Кристина и я ведем. Мы бежим вниз по чистым тротуарам Мэдисон-авеню, переходящей в Стейт-авеню.
До штаба Эрудиции остается пол квартала, когда я внезапно останавливаюсь.
Перед нами группа людей, выстроенные в четыре колонны, одетые в черное с белым, стоящие в двух футах друг от друга, подняв оружие и готовые к стрельбе. Я моргаю и вижу Бесстрашных в секторе Отречения во время атаки моделирования. Возьми себя в руки! Возьми себя в руки и контролируй себя, контролируй себя… Я снова моргаю, и они снова Искренние, хотя некоторые из них, одетые во все черное, не выглядят Бесстрашными. Если я продолжу в том же духе, то потеряю связь с тем, где и когда я нахожусь.
— Боже мой, — выдыхает Кристина. — Моя сестра, мои родители… что если они…
Она смотрит на меня, и я догадываюсь, о чем она думает, потому что и сама испытывала подобное. Где мои родители? Я должна их найти. Но если ее родители среди Искренних, то находятся под моделированием, под контролем и вооружены, она ничего не сможет сделать.
Интересно, стоит ли Линн в одной из таких групп в другом месте?
— Что же нам делать? — спрашивает Фернандо.
Я делаю шаг к Искренним. Может быть, они не запрограммированы стрелять. Смотрю в остекленевшие глаза женщины в белой блузке и черных брюках. Она выглядит так, будто только пришла с работы. Я делаю еще один шаг.
Взрыв. Инстинктивно бросаюсь на землю, закрывая голову руками, и ползу обратно к ботинкам Фернандо. Он помогает мне встать на ноги.
— Как насчет того, чтобы больше этого не делать? — спрашивает он.
Я слегка наклоняюсь вперед и осматриваю переулок между зданием рядом с нами и штабом Эрудиции. Там тоже Искренние. Не удивлюсь, если плотный строй Искренних окружает весь комплекс зданий Эрудиции.
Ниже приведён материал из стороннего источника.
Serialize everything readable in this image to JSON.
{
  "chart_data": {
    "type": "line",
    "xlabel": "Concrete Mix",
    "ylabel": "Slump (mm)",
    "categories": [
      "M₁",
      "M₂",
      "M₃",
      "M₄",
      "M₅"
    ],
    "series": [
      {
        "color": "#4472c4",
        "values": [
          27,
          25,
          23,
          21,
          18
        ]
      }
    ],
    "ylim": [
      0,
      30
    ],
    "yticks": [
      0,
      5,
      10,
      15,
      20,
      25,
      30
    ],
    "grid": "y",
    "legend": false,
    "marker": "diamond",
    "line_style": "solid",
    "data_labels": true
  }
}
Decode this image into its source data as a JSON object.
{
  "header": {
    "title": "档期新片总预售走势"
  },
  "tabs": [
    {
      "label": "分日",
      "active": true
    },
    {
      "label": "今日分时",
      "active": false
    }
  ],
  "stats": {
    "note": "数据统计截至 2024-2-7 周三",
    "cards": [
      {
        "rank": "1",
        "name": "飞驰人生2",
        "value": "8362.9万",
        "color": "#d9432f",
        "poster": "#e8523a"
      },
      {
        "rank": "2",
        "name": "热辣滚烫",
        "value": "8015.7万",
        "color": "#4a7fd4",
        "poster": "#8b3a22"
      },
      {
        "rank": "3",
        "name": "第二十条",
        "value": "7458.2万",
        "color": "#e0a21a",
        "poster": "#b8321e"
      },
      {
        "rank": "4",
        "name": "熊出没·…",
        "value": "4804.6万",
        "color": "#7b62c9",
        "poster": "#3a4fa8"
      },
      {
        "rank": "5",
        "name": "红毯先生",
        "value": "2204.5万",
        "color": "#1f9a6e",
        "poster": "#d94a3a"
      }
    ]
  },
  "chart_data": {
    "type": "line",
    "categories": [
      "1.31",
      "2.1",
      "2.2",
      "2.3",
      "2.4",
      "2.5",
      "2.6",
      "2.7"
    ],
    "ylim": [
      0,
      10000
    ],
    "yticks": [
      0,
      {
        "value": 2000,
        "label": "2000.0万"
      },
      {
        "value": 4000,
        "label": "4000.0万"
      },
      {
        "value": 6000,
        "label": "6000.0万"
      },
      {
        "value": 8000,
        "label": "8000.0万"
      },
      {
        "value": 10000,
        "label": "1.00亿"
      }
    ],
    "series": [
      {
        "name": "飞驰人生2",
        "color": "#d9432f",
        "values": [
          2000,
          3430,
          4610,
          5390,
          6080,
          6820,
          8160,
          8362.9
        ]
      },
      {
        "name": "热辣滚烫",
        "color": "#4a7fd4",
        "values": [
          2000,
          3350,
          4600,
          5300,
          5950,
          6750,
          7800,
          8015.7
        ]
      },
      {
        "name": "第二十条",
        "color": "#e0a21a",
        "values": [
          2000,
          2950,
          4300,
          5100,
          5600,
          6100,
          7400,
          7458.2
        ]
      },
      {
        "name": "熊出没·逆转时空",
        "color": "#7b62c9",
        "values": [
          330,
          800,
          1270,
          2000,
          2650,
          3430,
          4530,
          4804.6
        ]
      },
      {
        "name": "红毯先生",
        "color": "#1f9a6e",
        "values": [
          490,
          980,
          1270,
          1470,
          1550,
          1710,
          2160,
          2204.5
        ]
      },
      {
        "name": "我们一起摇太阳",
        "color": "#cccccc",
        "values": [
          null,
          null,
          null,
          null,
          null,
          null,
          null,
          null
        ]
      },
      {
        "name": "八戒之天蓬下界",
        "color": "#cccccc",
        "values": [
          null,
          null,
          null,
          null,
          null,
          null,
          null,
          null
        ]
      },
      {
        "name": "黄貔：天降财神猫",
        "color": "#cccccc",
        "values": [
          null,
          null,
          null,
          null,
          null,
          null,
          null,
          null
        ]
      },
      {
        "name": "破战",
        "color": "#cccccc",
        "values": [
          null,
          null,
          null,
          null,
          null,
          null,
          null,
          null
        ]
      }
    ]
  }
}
— Есть другой способ попасть в штаб Эрудиции? — спрашиваю я.
— Других я не знаю, — говорит Кара. — Если ты не предлагаешь прыгать с крыши на крышу.
Она смеется, когда говорит, подразумевая, что это шутка. Я вскидываю брови.
— Подожди, — говорит она. — Ты же не хочешь…
— Крыша? — спрашиваю я. — Нет. Окна.